Roots vaka transits: Traversing seas of urban diasporic indigenity with the songs and stories of the kava canoe Event as iCalendar

(Anthropology, School of Social Sciences)

14 March 2019

4 - 5:30pm

Venue: Social Sciences staff room (201-802)

Location: Te Puna Mārama / Social Sciences Building

Daniel Hernandez | University of Auckland

Faikava represents the most common and diverse types of kava drinking gatherings among Tongans in the Kingdom of Tonga and its diaspora, which is the focus of this multi-sited ethnographic research. Based primarily in Aotearoa and Utah and among the increasingly expansive multi-ethnic and pan-Oceanic groups, this research explores what faikava is today, what it tells us about diaspora and urban Indigenous identities, as well as the contemporary relationship between music and kava. Faikava are practical and creative ways for urban diasporic populations to make and keep connections to their Indigenous identities by transporting ocean, land, and ancestors through time and space.

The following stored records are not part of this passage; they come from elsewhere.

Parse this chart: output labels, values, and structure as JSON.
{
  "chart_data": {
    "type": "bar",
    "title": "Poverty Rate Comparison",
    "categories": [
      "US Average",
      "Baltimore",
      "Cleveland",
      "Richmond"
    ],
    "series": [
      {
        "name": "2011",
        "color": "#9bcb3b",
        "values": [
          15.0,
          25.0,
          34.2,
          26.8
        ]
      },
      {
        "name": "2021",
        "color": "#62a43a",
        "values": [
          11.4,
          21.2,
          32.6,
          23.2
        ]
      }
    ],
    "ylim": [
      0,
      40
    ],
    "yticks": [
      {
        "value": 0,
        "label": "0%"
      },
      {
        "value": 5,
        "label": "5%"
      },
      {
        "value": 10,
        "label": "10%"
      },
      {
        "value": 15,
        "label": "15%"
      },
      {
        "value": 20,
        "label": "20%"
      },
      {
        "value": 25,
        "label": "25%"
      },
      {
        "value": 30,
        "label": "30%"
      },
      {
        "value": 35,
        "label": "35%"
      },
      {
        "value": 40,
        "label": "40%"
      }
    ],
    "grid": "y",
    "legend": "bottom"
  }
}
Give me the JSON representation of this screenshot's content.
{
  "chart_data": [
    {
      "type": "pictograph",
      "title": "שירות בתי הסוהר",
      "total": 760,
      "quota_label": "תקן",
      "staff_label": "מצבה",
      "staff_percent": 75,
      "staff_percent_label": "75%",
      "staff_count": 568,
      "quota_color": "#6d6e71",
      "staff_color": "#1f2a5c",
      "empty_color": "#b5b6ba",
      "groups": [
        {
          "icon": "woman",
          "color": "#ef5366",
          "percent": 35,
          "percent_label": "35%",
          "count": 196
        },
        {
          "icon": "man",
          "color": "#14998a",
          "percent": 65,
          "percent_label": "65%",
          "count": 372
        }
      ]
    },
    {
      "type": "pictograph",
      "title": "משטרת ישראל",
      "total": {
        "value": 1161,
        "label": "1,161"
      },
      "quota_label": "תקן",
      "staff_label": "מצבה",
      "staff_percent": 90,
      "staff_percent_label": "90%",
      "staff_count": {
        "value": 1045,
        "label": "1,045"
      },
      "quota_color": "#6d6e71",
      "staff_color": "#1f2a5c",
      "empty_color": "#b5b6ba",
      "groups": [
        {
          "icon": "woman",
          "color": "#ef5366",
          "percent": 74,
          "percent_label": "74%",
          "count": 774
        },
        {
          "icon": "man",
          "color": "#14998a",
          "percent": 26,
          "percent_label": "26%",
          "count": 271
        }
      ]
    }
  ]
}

Indigeneity is revealed through performances of identity in kava settings, such as the embodiment of ancestors and the transmission of indigenous knowledge through evolving stories and songs faikava is a space of mediating mana (potency) and tapu (sacredness) to yield noa (equilibrium) revealing truths. Faikava cultivates and transmits cultural values such as relational mindfulness and cultural arts such as strategic poetic language. Indigeneity is conceptualised as remembering place-based ancestral identities and re-forming them in diverse ways, which contest modern temporalities.

This presentation will explore the growing phenomenon of urban and diasporic Indigenous identity today. Additionally, the topics of gender, displacement, metaphor, religion, history, hip hop, and more will be navigated as they collide and are rearranged in contested space and time.

My parents are my first teachers and taught me story, reading, and life. I’m married with four children and I descend from K’iche’, Mam, Tz’utujil, and K’aqchiquel peoples. I’m an urban diasporic Maya who grew up in Salt Lake City, Utah, (US) where my Tongan and Moana relations began in the Mormon community. I received a B.A. in Anthropology, and a M.Ed. in Education, Culture, and Society at the University of Utah. I am now completing my PhD at the University of Auckland in Anthropology and Ethnomusicology. My research explores Indigenous identities in diaspora through Kava songs and stories.